Martin Luther King’s “Letter from a Birmingham Jail” to eight skeptical clergymen addressed their criticism directed towards his actions to combat racism. After hearing and analyzing the clergymen’s bigoted proposition that King’s actions were both “unwise and untimely,” he created his counterargument to disprove their claim. Writing from Birmingham Jail in Alabama in August 1963, King showed that his efforts were not misguided but were essential in his movement to thwart racism growing in America. Although all men were free during King’s time, blacks were still treated as second-class citizens which King recognized. In saying “Injustice anywhere is a threat to justice everywhere,” King wanted his audience to recognize the discrimination blacks faced daily and the urgent need for reform. King uses rhetorical devices such as metaphors, the rhetorical triangle, and symbols to support his claim throughout his letter effectively showing the clergymen his efforts were just.
King uses metaphors to accurately relate and portray how threatening racism had become. First, he showed the condition racism had left many blacks in by saying they “live in an airtight cage of poverty.” Similarly, these conditions left them “bound” no better off as if they were in prison. King continues this metaphor showing how blacks have been bound by chains for centuries. I am thankful I have “broken loose from the paralyzing chains of conformity.” To justify his actions to the clergymen, King showed how his action of protesting in the streets instead of simply fighting in court was in fact needed. Second, King related the Civil Rights Movement to a long journey. He showed how fighting could “open the doors to negotiation.” In other words, the journey to win freedom could finally begin! He further shows how the journey would contain “stumbling blocks,” but they must keep persisting. Lastly, King relates the metaphors of antithesis. He compares racism and prejudice to “dark and low” while comradeship and brotherhood to “high and light.” By comparing the injustice of racism to quicksand and human dignity to a solid rock, King showed how destructive not joining forces truly was in unifying the country.

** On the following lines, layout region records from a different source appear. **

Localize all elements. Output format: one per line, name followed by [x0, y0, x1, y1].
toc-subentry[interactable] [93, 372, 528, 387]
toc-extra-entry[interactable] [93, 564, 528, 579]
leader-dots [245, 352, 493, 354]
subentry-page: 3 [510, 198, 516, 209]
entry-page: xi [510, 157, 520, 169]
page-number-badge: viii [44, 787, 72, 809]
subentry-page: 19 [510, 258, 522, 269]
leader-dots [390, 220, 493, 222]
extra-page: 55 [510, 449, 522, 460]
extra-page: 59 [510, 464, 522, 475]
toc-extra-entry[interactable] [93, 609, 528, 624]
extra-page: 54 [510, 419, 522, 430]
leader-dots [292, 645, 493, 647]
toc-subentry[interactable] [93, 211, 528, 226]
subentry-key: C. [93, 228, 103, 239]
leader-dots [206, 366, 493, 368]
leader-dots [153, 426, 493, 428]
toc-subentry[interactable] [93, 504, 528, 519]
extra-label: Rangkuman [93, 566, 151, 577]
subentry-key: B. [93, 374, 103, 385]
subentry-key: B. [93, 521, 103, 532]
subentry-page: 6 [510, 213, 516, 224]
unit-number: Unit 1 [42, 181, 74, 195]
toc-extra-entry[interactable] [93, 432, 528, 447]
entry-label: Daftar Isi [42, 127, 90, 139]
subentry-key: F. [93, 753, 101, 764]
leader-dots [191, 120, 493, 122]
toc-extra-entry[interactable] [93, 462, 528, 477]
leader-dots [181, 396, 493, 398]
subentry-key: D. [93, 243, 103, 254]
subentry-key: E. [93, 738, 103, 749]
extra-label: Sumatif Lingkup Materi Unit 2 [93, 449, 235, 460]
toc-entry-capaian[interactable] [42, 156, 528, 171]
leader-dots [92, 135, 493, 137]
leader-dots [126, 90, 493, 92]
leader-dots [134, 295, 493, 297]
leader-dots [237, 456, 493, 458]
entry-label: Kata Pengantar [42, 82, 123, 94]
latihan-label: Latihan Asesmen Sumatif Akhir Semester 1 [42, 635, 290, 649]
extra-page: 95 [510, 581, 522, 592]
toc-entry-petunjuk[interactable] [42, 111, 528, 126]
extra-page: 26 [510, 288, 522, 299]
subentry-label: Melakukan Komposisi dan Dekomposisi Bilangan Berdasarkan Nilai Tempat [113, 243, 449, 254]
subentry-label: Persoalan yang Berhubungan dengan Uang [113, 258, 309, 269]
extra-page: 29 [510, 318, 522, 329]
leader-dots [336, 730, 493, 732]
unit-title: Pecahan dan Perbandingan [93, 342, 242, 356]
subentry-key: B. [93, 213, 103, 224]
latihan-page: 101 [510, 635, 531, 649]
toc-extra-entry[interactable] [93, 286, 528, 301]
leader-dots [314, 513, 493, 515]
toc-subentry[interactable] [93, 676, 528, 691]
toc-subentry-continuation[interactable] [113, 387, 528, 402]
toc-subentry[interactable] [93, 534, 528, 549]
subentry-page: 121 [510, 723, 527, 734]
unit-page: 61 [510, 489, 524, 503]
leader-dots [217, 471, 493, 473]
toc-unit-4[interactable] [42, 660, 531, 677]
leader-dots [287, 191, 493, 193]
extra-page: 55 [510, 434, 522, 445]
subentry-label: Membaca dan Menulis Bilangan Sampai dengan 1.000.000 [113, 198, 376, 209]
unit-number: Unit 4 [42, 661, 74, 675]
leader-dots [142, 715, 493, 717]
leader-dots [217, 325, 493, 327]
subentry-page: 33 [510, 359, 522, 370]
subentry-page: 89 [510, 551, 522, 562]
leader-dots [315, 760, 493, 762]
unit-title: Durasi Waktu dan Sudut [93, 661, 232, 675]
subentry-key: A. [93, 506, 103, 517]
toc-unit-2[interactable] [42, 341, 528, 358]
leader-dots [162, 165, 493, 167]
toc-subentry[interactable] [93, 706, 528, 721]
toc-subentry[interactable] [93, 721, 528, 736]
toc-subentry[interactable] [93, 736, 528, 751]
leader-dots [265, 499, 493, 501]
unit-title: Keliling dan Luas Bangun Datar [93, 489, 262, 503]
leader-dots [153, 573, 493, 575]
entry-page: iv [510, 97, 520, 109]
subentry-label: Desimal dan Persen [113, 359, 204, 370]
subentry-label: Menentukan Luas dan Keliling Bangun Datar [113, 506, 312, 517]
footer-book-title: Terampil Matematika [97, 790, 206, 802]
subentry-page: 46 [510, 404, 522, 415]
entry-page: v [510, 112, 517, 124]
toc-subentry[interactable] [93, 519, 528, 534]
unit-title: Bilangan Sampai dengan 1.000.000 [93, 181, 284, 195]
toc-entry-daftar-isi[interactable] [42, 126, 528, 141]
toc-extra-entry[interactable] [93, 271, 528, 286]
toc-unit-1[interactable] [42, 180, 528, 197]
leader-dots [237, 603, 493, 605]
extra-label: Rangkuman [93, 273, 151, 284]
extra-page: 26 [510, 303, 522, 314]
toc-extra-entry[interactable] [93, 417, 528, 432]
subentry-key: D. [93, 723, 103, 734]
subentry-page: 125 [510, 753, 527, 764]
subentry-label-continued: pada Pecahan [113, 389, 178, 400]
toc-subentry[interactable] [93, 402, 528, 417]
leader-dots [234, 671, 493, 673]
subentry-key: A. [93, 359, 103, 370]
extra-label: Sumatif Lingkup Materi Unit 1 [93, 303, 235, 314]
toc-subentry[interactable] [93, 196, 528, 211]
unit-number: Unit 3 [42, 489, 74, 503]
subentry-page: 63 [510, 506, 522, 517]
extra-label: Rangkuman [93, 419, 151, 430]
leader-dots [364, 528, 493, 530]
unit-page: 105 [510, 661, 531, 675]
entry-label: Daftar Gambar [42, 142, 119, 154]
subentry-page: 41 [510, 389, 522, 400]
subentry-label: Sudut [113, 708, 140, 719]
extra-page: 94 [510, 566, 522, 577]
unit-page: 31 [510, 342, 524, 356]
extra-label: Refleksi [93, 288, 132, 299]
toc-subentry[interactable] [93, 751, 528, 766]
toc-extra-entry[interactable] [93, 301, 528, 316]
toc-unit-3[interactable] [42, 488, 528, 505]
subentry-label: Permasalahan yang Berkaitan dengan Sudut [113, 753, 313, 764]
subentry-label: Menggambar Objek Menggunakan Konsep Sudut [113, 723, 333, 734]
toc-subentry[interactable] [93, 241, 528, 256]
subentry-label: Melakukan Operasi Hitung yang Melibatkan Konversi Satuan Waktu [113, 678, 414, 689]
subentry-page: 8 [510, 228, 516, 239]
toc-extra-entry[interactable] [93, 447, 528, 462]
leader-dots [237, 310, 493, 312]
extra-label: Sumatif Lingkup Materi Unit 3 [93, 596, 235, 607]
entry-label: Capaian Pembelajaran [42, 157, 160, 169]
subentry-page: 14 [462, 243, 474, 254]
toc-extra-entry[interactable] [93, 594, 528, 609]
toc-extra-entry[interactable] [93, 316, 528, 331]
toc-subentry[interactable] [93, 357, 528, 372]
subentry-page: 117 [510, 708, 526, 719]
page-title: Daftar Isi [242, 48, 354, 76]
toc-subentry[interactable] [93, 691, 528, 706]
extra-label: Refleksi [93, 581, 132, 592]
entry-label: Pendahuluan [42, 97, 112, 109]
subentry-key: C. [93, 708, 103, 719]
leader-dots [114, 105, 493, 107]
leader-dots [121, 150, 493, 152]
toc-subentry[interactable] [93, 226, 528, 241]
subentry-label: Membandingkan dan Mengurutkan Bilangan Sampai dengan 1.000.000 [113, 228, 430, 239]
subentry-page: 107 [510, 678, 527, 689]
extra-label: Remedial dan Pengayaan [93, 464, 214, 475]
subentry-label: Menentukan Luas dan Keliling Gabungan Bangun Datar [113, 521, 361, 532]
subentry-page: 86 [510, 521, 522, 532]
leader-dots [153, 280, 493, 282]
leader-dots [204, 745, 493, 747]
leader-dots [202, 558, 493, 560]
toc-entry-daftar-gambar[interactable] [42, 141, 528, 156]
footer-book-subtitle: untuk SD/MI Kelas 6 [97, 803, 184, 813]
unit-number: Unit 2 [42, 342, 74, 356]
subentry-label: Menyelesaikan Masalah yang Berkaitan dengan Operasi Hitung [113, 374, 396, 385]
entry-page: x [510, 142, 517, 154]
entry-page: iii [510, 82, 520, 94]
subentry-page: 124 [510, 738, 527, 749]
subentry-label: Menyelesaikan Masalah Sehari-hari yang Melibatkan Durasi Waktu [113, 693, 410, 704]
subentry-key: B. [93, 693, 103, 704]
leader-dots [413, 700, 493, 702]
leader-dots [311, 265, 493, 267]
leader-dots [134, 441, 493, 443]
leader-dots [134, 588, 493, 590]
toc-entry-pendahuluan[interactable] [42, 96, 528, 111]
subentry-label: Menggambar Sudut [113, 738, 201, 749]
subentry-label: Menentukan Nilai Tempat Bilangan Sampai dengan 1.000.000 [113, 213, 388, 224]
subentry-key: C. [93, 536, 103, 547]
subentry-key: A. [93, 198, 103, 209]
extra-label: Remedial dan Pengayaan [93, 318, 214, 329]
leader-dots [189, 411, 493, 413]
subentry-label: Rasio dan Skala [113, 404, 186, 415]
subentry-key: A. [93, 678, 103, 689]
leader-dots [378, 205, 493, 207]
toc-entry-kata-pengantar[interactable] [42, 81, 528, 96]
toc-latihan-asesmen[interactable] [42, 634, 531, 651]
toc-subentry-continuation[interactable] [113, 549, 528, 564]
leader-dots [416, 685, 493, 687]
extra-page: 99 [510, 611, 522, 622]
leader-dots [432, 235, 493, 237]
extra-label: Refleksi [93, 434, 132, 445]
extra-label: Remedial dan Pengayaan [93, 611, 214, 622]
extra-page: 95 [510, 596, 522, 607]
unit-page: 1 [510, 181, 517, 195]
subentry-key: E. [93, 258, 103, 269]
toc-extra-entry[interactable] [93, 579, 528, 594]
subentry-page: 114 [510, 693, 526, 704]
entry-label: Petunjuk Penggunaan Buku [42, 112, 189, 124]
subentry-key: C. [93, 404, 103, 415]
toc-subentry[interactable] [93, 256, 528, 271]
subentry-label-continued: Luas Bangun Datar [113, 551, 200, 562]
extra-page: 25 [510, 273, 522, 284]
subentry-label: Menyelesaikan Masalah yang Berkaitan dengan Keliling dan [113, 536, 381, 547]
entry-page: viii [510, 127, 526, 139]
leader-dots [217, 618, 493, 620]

King also addresses each part of the rhetorical triangle to connect with his audience. First, King effectively utilized ethos. At the beginning of his letter, King absolves the movement’s actions by showing its nonviolent forms of protest. However, King already has some trust and credibility because of his position as a leading African-American figurehead and a reputable pastor. Although King had previously gained some credibility, he still had to earn the trust from his hostile audience– the clergymen. He builds ethos by finding common ground; a protest was scheduled on the day of the Birmingham mayoral election, and they respectfully postponed the protest until the next day out of respect. Furthermore, King alludes that he is not the only one who sees the need for nonviolent protests in saying “Just as Socrates felt.” Second, King uses logos to further justify the movement’s actions. Logos does not appear as much in his letter as King does not need to convince anyone that violence is wrong; however, he needed to prove even his nonviolent ways were right. He explains that nonviolent protests “seek so to dramatize the issue that it can no longer be ignored.” Protesting peacefully brought attention to the issue while doing it in the right way. Lastly, King uses pathos to draw emotion and succor his pacifist approach. By referring back to the Civil War in the times of slavery, King showed how much damage could be caused if he resorted to violence instead. King explains how blacks have “adjusted to segregation” further bringing out the emotions of the reader. This showed the hardships blacks were facing while the critics stood idly by.
Lastly, King alludes to famous people from history to combat the idea that he is an extremist. In the Bible, Paul suffered for Christ by being beaten, mocked, jailed, and eventually killed. King refers to Galatians 6:17 which says “I bear on my body the marks for the Lord Jesus.” Paul was not ashamed to stand for Christ even though he was denounced. Next, King alludes to John Bunyan’s action to stand up for what he believed in the face of persecution. Bunyan was thrown in jail for repeatedly preaching God’s Word. Upon his time to be released, English authorities forbade him to preach the Gospel. Knowing he could not forsake his God, Bunyan decided to stay in jail and minister there rather than being free. King referred to Bunyan saying “I will stay in jail to the end of my days before I make a mockery of my conscience.” Lastly, Bunyan alludes to Abraham Lincoln and his position on slavery. This allusion proves to be the strongest as it directly relates to King’s situation. Lincoln, thought to be an extremist, said: “This nation cannot survive half slave and half free.” While Lincoln’s ideas were thought to be radical in his day, he is now regarded as a hero. King alludes to these men to show his reformist actions were in fact justified even though he was viewed as crazy.
King effectively supported his claim throughout his paper becoming a major figurehead in the movement to combat racism. By using metaphors and addressing all parts of the rhetorical triangle throughout the entire letter, King established himself and his message as legitimate; furthermore, he was able to connect with his audience. His urgency and immediate call for action showed the drastic need for reform. King used a well-rounded argument through his logic by vividly divulging the conditions blacks in the US faced. By promoting peaceful protest and inspiring change, King presented an argument the clergymen could connect with. King’s work helped accomplish his goal‒to provide a better future for America by bringing everyone together.